Owen Burr, a towering athlete at Stanford University, son of renowned classicist Professor Joseph Burr, was destined to compete in the Athens Olympic Games of 2004. But in his final match at Stanford, he is blinded in one eye. The wound shatters his identity and any prospects he had as an athlete.
Determined to make a new name for himself, Owen flees the country and lands in Berlin, where he meets a group of wildly successful artists living in the Teutonic equivalent of Warhol's Factory. An irresistible sight--nearly seven-feet-tall, wearing an eye patch and a corduroy suit--Owen is quickly welcomed by the group's leader, who schemes to appropriate Owen's image and sell the results at Art Basel. With his warped and tortured image on the auction block, Owen seeks revenge.
Professor Burr has never been the father he wants to be. Owen's disappearance triggers a call to action. He dusts off his more speculative theory, Liminalism, to embark on a speaking tour, pushing theory to its radical extreme--at his own peril and with Jean Baudrillard's help--in order to send up flares for his son in Athens, Berlin, and Iceland.
A compulsively readable novel of ideas, action, and intrigue, A Brave Man Seven Storeys Tall offers a persuasive vision of personal agency, art, family, and the narratives we build for ourselves.

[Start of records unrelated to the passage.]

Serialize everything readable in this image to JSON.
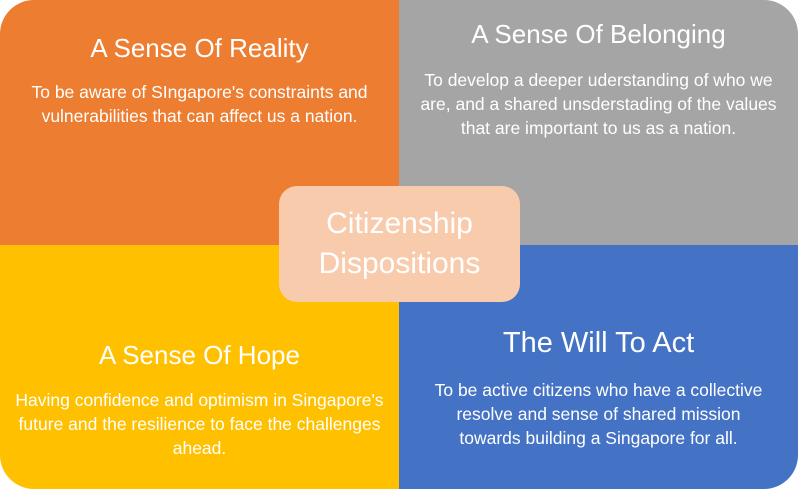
{
  "colors": {
    "reality": "#ED7D31",
    "belonging": "#A5A5A5",
    "hope": "#FFC000",
    "will": "#4472C4",
    "center": "#F8CBAD"
  },
  "quadrants": {
    "reality": {
      "title": "A Sense Of Reality",
      "body": "To be aware of SIngapore's constraints and vulnerabilities that can affect us a nation."
    },
    "belonging": {
      "title": "A Sense Of Belonging",
      "body": "To develop a deeper uderstanding of who we are, and a shared unsderstading of the values that are important to us as a nation."
    },
    "hope": {
      "title": "A Sense Of Hope",
      "body": "Having confidence and optimism in Singapore's future and the resilience to face the challenges ahead."
    },
    "will": {
      "title": "The Will To Act",
      "body": "To be active citizens who have a collective resolve and sense of shared mission towards building a Singapore for all."
    }
  },
  "center": {
    "line1": "Citizenship",
    "line2": "Dispositions"
  }
}
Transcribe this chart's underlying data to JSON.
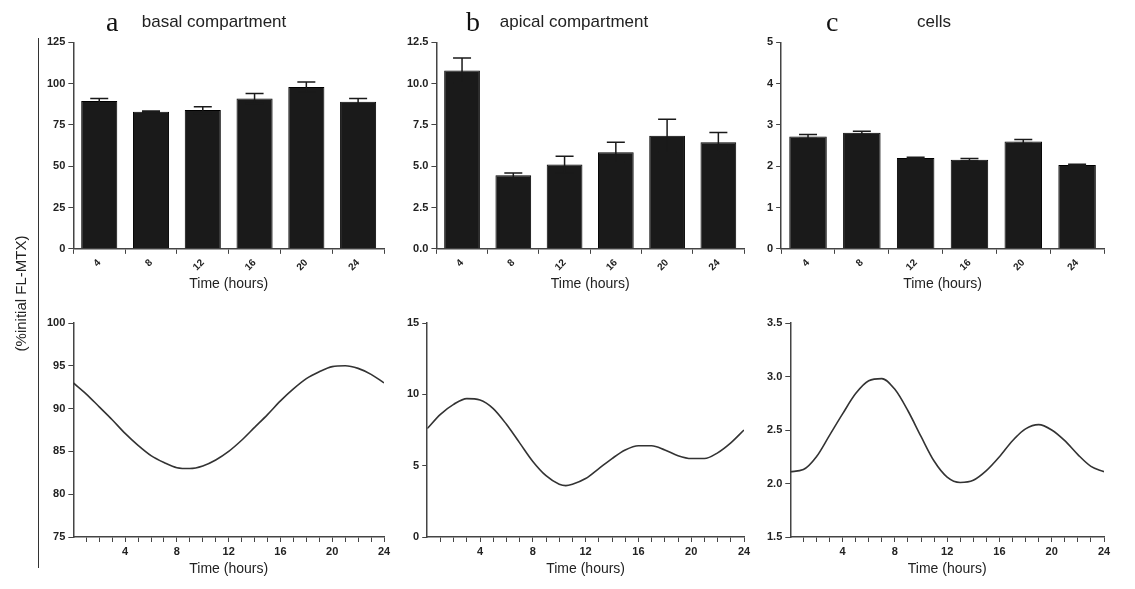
{
  "chart_data": [
    {
      "type": "bar",
      "title": "basal compartment",
      "annotations": [
        "a"
      ],
      "ylabel": "(%initial FL-MTX)",
      "xlabel": "Time (hours)",
      "categories": [
        "4",
        "8",
        "12",
        "16",
        "20",
        "24"
      ],
      "series": [
        {
          "color": "#1a1a1a",
          "values": [
            89.5,
            83,
            84,
            91,
            98,
            89
          ],
          "errors": [
            1.5,
            0.5,
            2,
            3,
            3,
            2
          ]
        }
      ],
      "ylim": [
        0,
        125
      ],
      "yticks": [
        0,
        25,
        50,
        75,
        100,
        125
      ]
    },
    {
      "type": "bar",
      "title": "apical compartment",
      "annotations": [
        "b"
      ],
      "xlabel": "Time (hours)",
      "categories": [
        "4",
        "8",
        "12",
        "16",
        "20",
        "24"
      ],
      "series": [
        {
          "color": "#1a1a1a",
          "values": [
            10.8,
            4.45,
            5.1,
            5.85,
            6.85,
            6.45
          ],
          "errors": [
            0.75,
            0.15,
            0.5,
            0.6,
            1.0,
            0.6
          ]
        }
      ],
      "ylim": [
        0,
        12.5
      ],
      "yticks": [
        {
          "value": 0,
          "label": "0.0"
        },
        {
          "value": 2.5,
          "label": "2.5"
        },
        {
          "value": 5,
          "label": "5.0"
        },
        {
          "value": 7.5,
          "label": "7.5"
        },
        {
          "value": 10,
          "label": "10.0"
        },
        {
          "value": 12.5,
          "label": "12.5"
        }
      ]
    },
    {
      "type": "bar",
      "title": "cells",
      "annotations": [
        "c"
      ],
      "xlabel": "Time (hours)",
      "categories": [
        "4",
        "8",
        "12",
        "16",
        "20",
        "24"
      ],
      "series": [
        {
          "color": "#1a1a1a",
          "values": [
            2.72,
            2.81,
            2.2,
            2.16,
            2.6,
            2.03
          ],
          "errors": [
            0.05,
            0.04,
            0.02,
            0.03,
            0.05,
            0.02
          ]
        }
      ],
      "ylim": [
        0,
        5
      ],
      "yticks": [
        0,
        1,
        2,
        3,
        4,
        5
      ]
    },
    {
      "type": "line",
      "xlabel": "Time (hours)",
      "marker": "none",
      "x": [
        0,
        1,
        2,
        3,
        4,
        5,
        6,
        7,
        8,
        9,
        10,
        11,
        12,
        13,
        14,
        15,
        16,
        17,
        18,
        19,
        20,
        21,
        22,
        23,
        24
      ],
      "series": [
        {
          "color": "#333333",
          "values": [
            93.0,
            91.7,
            90.2,
            88.7,
            87.1,
            85.7,
            84.5,
            83.7,
            83.1,
            83.0,
            83.3,
            84.0,
            85.0,
            86.3,
            87.8,
            89.3,
            90.9,
            92.3,
            93.5,
            94.3,
            94.9,
            95.0,
            94.7,
            94.0,
            93.0
          ]
        }
      ],
      "xlim": [
        0,
        24
      ],
      "xticks": [
        {
          "value": 1,
          "label": null
        },
        {
          "value": 2,
          "label": null
        },
        {
          "value": 3,
          "label": null
        },
        4,
        {
          "value": 5,
          "label": null
        },
        {
          "value": 6,
          "label": null
        },
        {
          "value": 7,
          "label": null
        },
        8,
        {
          "value": 9,
          "label": null
        },
        {
          "value": 10,
          "label": null
        },
        {
          "value": 11,
          "label": null
        },
        12,
        {
          "value": 13,
          "label": null
        },
        {
          "value": 14,
          "label": null
        },
        {
          "value": 15,
          "label": null
        },
        16,
        {
          "value": 17,
          "label": null
        },
        {
          "value": 18,
          "label": null
        },
        {
          "value": 19,
          "label": null
        },
        20,
        {
          "value": 21,
          "label": null
        },
        {
          "value": 22,
          "label": null
        },
        {
          "value": 23,
          "label": null
        },
        24
      ],
      "ylim": [
        75,
        100
      ],
      "yticks": [
        75,
        80,
        85,
        90,
        95,
        100
      ]
    },
    {
      "type": "line",
      "xlabel": "Time (hours)",
      "marker": "none",
      "x": [
        0,
        1,
        2,
        3,
        4,
        5,
        6,
        7,
        8,
        9,
        10,
        10.5,
        11,
        12,
        13,
        14,
        15,
        16,
        17,
        18,
        19,
        20,
        21,
        22,
        23,
        24
      ],
      "series": [
        {
          "color": "#333333",
          "values": [
            7.6,
            8.6,
            9.3,
            9.7,
            9.6,
            9.0,
            7.9,
            6.6,
            5.3,
            4.3,
            3.7,
            3.6,
            3.7,
            4.1,
            4.8,
            5.5,
            6.1,
            6.4,
            6.4,
            6.1,
            5.7,
            5.5,
            5.5,
            5.9,
            6.6,
            7.5
          ]
        }
      ],
      "xlim": [
        0,
        24
      ],
      "xticks": [
        {
          "value": 1,
          "label": null
        },
        {
          "value": 2,
          "label": null
        },
        {
          "value": 3,
          "label": null
        },
        4,
        {
          "value": 5,
          "label": null
        },
        {
          "value": 6,
          "label": null
        },
        {
          "value": 7,
          "label": null
        },
        8,
        {
          "value": 9,
          "label": null
        },
        {
          "value": 10,
          "label": null
        },
        {
          "value": 11,
          "label": null
        },
        12,
        {
          "value": 13,
          "label": null
        },
        {
          "value": 14,
          "label": null
        },
        {
          "value": 15,
          "label": null
        },
        16,
        {
          "value": 17,
          "label": null
        },
        {
          "value": 18,
          "label": null
        },
        {
          "value": 19,
          "label": null
        },
        20,
        {
          "value": 21,
          "label": null
        },
        {
          "value": 22,
          "label": null
        },
        {
          "value": 23,
          "label": null
        },
        24
      ],
      "ylim": [
        0,
        15
      ],
      "yticks": [
        0,
        5,
        10,
        15
      ]
    },
    {
      "type": "line",
      "xlabel": "Time (hours)",
      "marker": "none",
      "x": [
        0,
        1,
        2,
        3,
        4,
        5,
        6,
        7,
        8,
        9,
        10,
        11,
        12,
        13,
        14,
        15,
        16,
        17,
        18,
        19,
        20,
        21,
        22,
        23,
        24
      ],
      "series": [
        {
          "color": "#333333",
          "values": [
            2.11,
            2.13,
            2.25,
            2.45,
            2.65,
            2.84,
            2.96,
            2.98,
            2.88,
            2.68,
            2.44,
            2.21,
            2.06,
            2.01,
            2.03,
            2.12,
            2.25,
            2.4,
            2.51,
            2.55,
            2.5,
            2.4,
            2.27,
            2.16,
            2.11
          ]
        }
      ],
      "xlim": [
        0,
        24
      ],
      "xticks": [
        {
          "value": 1,
          "label": null
        },
        {
          "value": 2,
          "label": null
        },
        {
          "value": 3,
          "label": null
        },
        4,
        {
          "value": 5,
          "label": null
        },
        {
          "value": 6,
          "label": null
        },
        {
          "value": 7,
          "label": null
        },
        8,
        {
          "value": 9,
          "label": null
        },
        {
          "value": 10,
          "label": null
        },
        {
          "value": 11,
          "label": null
        },
        12,
        {
          "value": 13,
          "label": null
        },
        {
          "value": 14,
          "label": null
        },
        {
          "value": 15,
          "label": null
        },
        16,
        {
          "value": 17,
          "label": null
        },
        {
          "value": 18,
          "label": null
        },
        {
          "value": 19,
          "label": null
        },
        20,
        {
          "value": 21,
          "label": null
        },
        {
          "value": 22,
          "label": null
        },
        {
          "value": 23,
          "label": null
        },
        24
      ],
      "ylim": [
        1.5,
        3.5
      ],
      "yticks": [
        {
          "value": 1.5,
          "label": "1.5"
        },
        {
          "value": 2,
          "label": "2.0"
        },
        {
          "value": 2.5,
          "label": "2.5"
        },
        {
          "value": 3,
          "label": "3.0"
        },
        {
          "value": 3.5,
          "label": "3.5"
        }
      ]
    }
  ]
}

Praise for A Brave Man Seven Storeys Tall
"Wry, smart, tender, huge-hearted, Will Chancellor strides onto the page in the spirit of Bellow with writing poised like poetry. A dauntless debut."--Paul Lynch
"Owen Burr is a character unlike any you're likely to meet in contemporary literature. Watching him move through the world, and negotiate with his own dreams, is both powerful and revelatory."--Daniel Alarcon
"A Brave Man Seven Storeys Tall is an erudite, ambitious, and entertaining work wherein postmodern gods and monsters alike flit into the lives of father and son during the Bush administration of the the early aughts. The book's academic scenes occasionally give the reader a tongue-in-cheek wink reminiscent of DeLillo's White Noise, while the ex-pat atmosphere possesses the same variety of political tension that fueled recent hits such as The Flamethrowers. In short, Chancellor belongs to that rare camp of young writers who successfully blend a sense of high-minded intellectualism into a darn good story."--Suzanne Rindell
Will Chancellor grew up in Hawaii and in Texas. He made it to the finals of the high school National debate championship at age 15 and was a nationally ranked golfer. At Stanford, Chancellor studied political theory and environmental policy, and after graduation lived in Paris and Prague before ending up at UT Austin for post-grad work in Physics and Ancient Greek. All along he knew he wanted to write books and eventually ended up in his mother’s childhood home, in the bustling metropolis of Pittsburg, TX, with just a manual typewriter to keep him company.
During the eight months that he spent there writing, Chancellor interacted with other people just three times and ate pasta at every meal. But if you’re picturing a reclusive, wild eyed, long haired madman (I sure was when he told me this story), think again. Chancellor was fastidious about his appearance, often wearing a dress shirt and tie while he feverishly typed away on one 300ft roll of vellum tracing paper. And this is all before he moved to New York and lived in the Chelsea Hotel. During his three years in the storied hotel, he paid his $800/month rent with a credit card and fell into the cliché of starving artist.
To research the book beyond the first draft, Chancellor collaborated on a large-scale sculpture for the New Museum, impersonated a world-renowned painter at Art Basel, and completed a solo traverse of Iceland from the westernmost to easternmost tip.